During the race, Soh also urges runners to hydrate themselves well, considering Singapore’s hot and humid climate.
He said, “For marathons in tropical heat like SCSM, hydration becomes a lot more important and so does pacing. I think that I run well in the heat and humidity compared to other runners; that is why I won the SEA Games twice in really hot and humid conditions (Singapore in the 2015 Games and Kuala Lumpur, (KL) Malaysia in the 2017 Games). What I do is to hydrate a lot. I finished four litres of isotonic drink and water during the Sea Games KL Marathon; this is more than what I would drink in a cooler race.”
He added, “But there’s no need to stop to drink your hydration; just quickly grab a cup at every hydration station and keep on moving to save time.”
Why runners hit the wall
Runners hit the wall during marathons, according to Soh, because of two common reasons: they start too fast or because they do not fuel themselves properly during the race.

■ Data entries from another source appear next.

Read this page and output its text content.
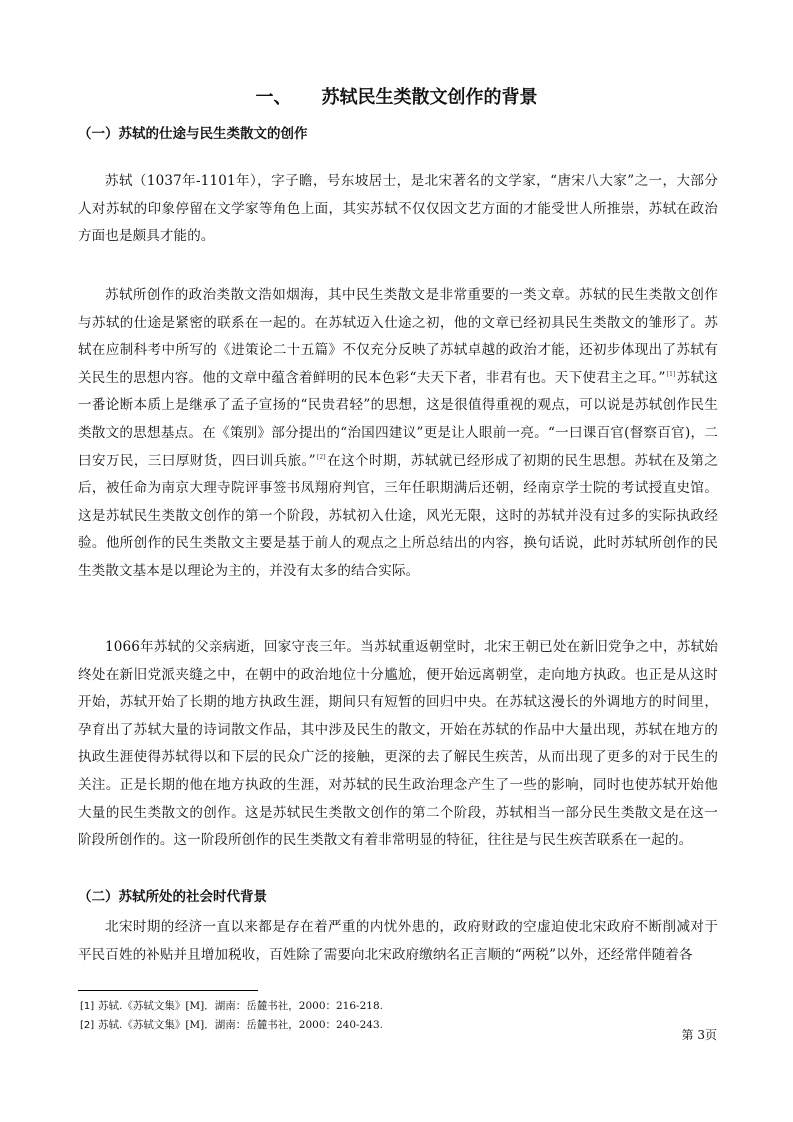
一、 苏轼民生类散文创作的背景
（一）苏轼的仕途与民生类散文的创作

苏轼（1037年-1101年），字子瞻，号东坡居士，是北宋著名的文学家，“唐宋八大家”之一，大部分人对苏轼的印象停留在文学家等角色上面，其实苏轼不仅仅因文艺方面的才能受世人所推崇，苏轼在政治方面也是颇具才能的。

苏轼所创作的政治类散文浩如烟海，其中民生类散文是非常重要的一类文章。苏轼的民生类散文创作与苏轼的仕途是紧密的联系在一起的。在苏轼迈入仕途之初，他的文章已经初具民生类散文的雏形了。苏轼在应制科考中所写的《进策论二十五篇》不仅充分反映了苏轼卓越的政治才能，还初步体现出了苏轼有关民生的思想内容。他的文章中蕴含着鲜明的民本色彩“夫天下者，非君有也。天下使君主之耳。”[1]苏轼这一番论断本质上是继承了孟子宣扬的“民贵君轻”的思想，这是很值得重视的观点，可以说是苏轼创作民生类散文的思想基点。在《策别》部分提出的“治国四建议”更是让人眼前一亮。“一曰课百官(督察百官)，二曰安万民，三曰厚财货，四曰训兵旅。”[2]在这个时期，苏轼就已经形成了初期的民生思想。苏轼在及第之后，被任命为南京大理寺院评事签书凤翔府判官，三年任职期满后还朝，经南京学士院的考试授直史馆。这是苏轼民生类散文创作的第一个阶段，苏轼初入仕途，风光无限，这时的苏轼并没有过多的实际执政经验。他所创作的民生类散文主要是基于前人的观点之上所总结出的内容，换句话说，此时苏轼所创作的民生类散文基本是以理论为主的，并没有太多的结合实际。

1066年苏轼的父亲病逝，回家守丧三年。当苏轼重返朝堂时，北宋王朝已处在新旧党争之中，苏轼始终处在新旧党派夹缝之中，在朝中的政治地位十分尴尬，便开始远离朝堂，走向地方执政。也正是从这时开始，苏轼开始了长期的地方执政生涯，期间只有短暂的回归中央。在苏轼这漫长的外调地方的时间里，孕育出了苏轼大量的诗词散文作品，其中涉及民生的散文，开始在苏轼的作品中大量出现，苏轼在地方的执政生涯使得苏轼得以和下层的民众广泛的接触，更深的去了解民生疾苦，从而出现了更多的对于民生的关注。正是长期的他在地方执政的生涯，对苏轼的民生政治理念产生了一些的影响，同时也使苏轼开始他大量的民生类散文的创作。这是苏轼民生类散文创作的第二个阶段，苏轼相当一部分民生类散文是在这一阶段所创作的。这一阶段所创作的民生类散文有着非常明显的特征，往往是与民生疾苦联系在一起的。

（二）苏轼所处的社会时代背景

北宋时期的经济一直以来都是存在着严重的内忧外患的，政府财政的空虚迫使北宋政府不断削减对于平民百姓的补贴并且增加税收，百姓除了需要向北宋政府缴纳名正言顺的“两税”以外，还经常伴随着各

[1] 苏轼.《苏轼文集》[M]．湖南：岳麓书社，2000：216-218.
[2] 苏轼.《苏轼文集》[M]．湖南：岳麓书社，2000：240-243.

第 3页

He said, “Basically you hit the wall when you run low in blood sugars and to keep the blood sugars up, you do not start too fast because that burns off all your carbs and do not change pace suddenly; I have seen even the best runners – they try to make a surge and it feels good for a while but by changing pace suddenly, it burns into your blood sugar and that is why people hit the wall too.”
Continued Soh, “From my experiences, I have only hit the wall once. That was at the London Marathon in 2016. I was injured for a month going in, and training was quite disruptive. I still went in trying to run my goal pace; maybe looking back, I should have run slower. I had run a 2:24hr marathon pace for 32km and then I really hit the wall and had to jog. I was struggling to make my way to the finish line, but that experience really taught me about the marathon, and so when I attempted my next marathon, that was at Chicago; I did a 2:24hr pace and finished that race strong. So for race day, you should run at a pace that is not about how fit you think you are, but how fit your training shows you are.”
This means that if a runner knows that he or she has not trained adequately for a marathon, then he or she should not try to run at a personal best (PB) pace at the beginning. Said Soh, “If you know your training is not enough, do not start at PB pace. Start slower and hopefully if your body feels good in the last 10km, then make up for the lost ground then. The main goal is to get to the finish line strong, and you cannot do that when you are hitting the wall, so be patient and take one kilometre one step at a time.”
He added, “A lot of the time though, runners can be impatient because the atmosphere at the start line is electrifying. There are tons of people, the music is blaring and the day that you have been waiting for is finally here; there is just too much excitement going on.”
Recovery after a marathon
And upon finishing a marathon, Soh recommends that runners immediately try and get in some carbs and proteins to speed up their rate of recovery. He said, “Get in some chocolate milk, a banana and isotonic drink. It really speeds up the rate of recovery because your body is getting back the carbs that it has lost during the run, as well as proteins to rebuild the damaged muscles.”
Going for a cool down jog also helps, added Soh. He explained, “This helps to get rid of the lactic acid and other waste products that have built up during the race, so you have to keep moving. That way you will recover faster, compared to if you just sit down immediately.”
For instance, taking last Sunday’s Singapore Airlines Charity Run as an example, Soh had explained that he had completed the 10km race as a tempo run, winning it in 32min 25sec, and then afterwards, he ran another 11km-12km as a cool down jog.